President Obama is allotting a full two days this week to campaigning in Colorado, and a new Qunnipiac/CBS/New York Times poll provides a simple explanation: The president now trails in a state he won handily over John McCain in 2008.
The poll of 1,463 likely voters gives Gov. Mitt Romney a a five point lead over Obama, 50-45 percent. This represents a dramatic swing from four years ago, when Obama thumped McCain by nine percentage points, 53.7-43.7 percent.
Colorado has nine electoral votes and is considered critical to Obama’s reelection effort.
Obama has been forced to sweep into the state because weeks of Romney-bashing by the Obama campaign machine has failed to take enough of a toll. Despite the negative ads and personal attacks by campaign operatives, 47 percent of Coloradans have a favorable opinion of Romney compared to 42 percent who don’t. And Coloradans like Romney even before he gets to counter the Obama attacks when he fully introduces himself at the Republican convention later this month.
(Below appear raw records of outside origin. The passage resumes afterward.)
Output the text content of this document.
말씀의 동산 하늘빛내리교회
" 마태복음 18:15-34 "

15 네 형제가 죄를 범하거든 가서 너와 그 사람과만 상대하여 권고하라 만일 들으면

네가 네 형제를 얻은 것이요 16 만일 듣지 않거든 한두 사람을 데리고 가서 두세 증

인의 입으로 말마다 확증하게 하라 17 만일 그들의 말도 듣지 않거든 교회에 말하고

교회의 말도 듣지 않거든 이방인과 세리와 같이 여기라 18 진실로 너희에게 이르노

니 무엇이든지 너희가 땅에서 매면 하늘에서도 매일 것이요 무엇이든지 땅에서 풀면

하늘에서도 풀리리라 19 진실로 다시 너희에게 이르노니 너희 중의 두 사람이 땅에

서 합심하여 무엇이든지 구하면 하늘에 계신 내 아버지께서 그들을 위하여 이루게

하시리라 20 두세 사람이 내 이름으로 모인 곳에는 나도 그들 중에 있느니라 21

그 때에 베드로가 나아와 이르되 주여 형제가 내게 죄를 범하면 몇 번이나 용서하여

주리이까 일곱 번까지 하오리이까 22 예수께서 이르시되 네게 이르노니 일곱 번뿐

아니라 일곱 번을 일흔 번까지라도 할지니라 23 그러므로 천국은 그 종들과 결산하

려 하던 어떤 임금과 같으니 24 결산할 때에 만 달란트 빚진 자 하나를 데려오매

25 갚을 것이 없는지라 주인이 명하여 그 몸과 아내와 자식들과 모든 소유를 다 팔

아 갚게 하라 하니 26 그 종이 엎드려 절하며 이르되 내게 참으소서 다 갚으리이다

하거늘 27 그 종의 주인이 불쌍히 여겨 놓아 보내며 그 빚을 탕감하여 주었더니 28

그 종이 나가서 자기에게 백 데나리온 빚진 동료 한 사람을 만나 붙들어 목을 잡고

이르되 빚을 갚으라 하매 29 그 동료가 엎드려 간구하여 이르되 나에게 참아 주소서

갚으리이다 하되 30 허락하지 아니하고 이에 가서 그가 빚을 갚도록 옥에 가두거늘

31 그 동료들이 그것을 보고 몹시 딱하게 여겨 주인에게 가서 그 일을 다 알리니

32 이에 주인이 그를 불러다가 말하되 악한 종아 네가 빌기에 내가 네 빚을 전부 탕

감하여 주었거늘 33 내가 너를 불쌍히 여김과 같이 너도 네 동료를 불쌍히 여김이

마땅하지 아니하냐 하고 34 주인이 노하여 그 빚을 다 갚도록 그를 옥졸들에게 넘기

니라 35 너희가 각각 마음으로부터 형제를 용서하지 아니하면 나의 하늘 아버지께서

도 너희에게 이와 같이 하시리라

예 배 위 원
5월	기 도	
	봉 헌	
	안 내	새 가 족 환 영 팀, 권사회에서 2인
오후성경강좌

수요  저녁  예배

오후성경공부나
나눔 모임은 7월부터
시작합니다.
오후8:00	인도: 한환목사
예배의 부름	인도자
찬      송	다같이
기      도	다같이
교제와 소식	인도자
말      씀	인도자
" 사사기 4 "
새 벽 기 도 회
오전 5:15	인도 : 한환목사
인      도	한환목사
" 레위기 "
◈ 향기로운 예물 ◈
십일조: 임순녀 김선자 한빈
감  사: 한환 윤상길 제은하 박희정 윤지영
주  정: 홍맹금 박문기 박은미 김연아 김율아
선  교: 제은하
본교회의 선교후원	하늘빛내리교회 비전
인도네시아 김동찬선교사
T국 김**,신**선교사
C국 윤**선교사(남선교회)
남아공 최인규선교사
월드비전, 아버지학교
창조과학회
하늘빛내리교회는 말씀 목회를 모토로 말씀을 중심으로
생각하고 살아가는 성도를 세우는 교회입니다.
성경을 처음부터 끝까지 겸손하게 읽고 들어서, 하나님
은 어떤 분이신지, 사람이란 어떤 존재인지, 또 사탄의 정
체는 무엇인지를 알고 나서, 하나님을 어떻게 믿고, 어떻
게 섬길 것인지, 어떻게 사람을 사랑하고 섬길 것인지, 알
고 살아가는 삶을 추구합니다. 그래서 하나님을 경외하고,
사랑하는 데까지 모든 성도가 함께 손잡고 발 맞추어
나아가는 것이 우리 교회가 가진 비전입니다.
Obama’s unfavorability rating in the state stands at 50 percent, with 46 percent viewing him positively.
Obama trails even though Coloradans are far from disinclined to support Democrats. Colorado’s Democratic governor, John Hickenlooper, is wildly popular, sporting a 66 percent approval rating compared to 19 percent who don’t like him.
Obama Wednesday was in Denver and Grand Junction and today is appearing in Pueblo and Colorado Springs.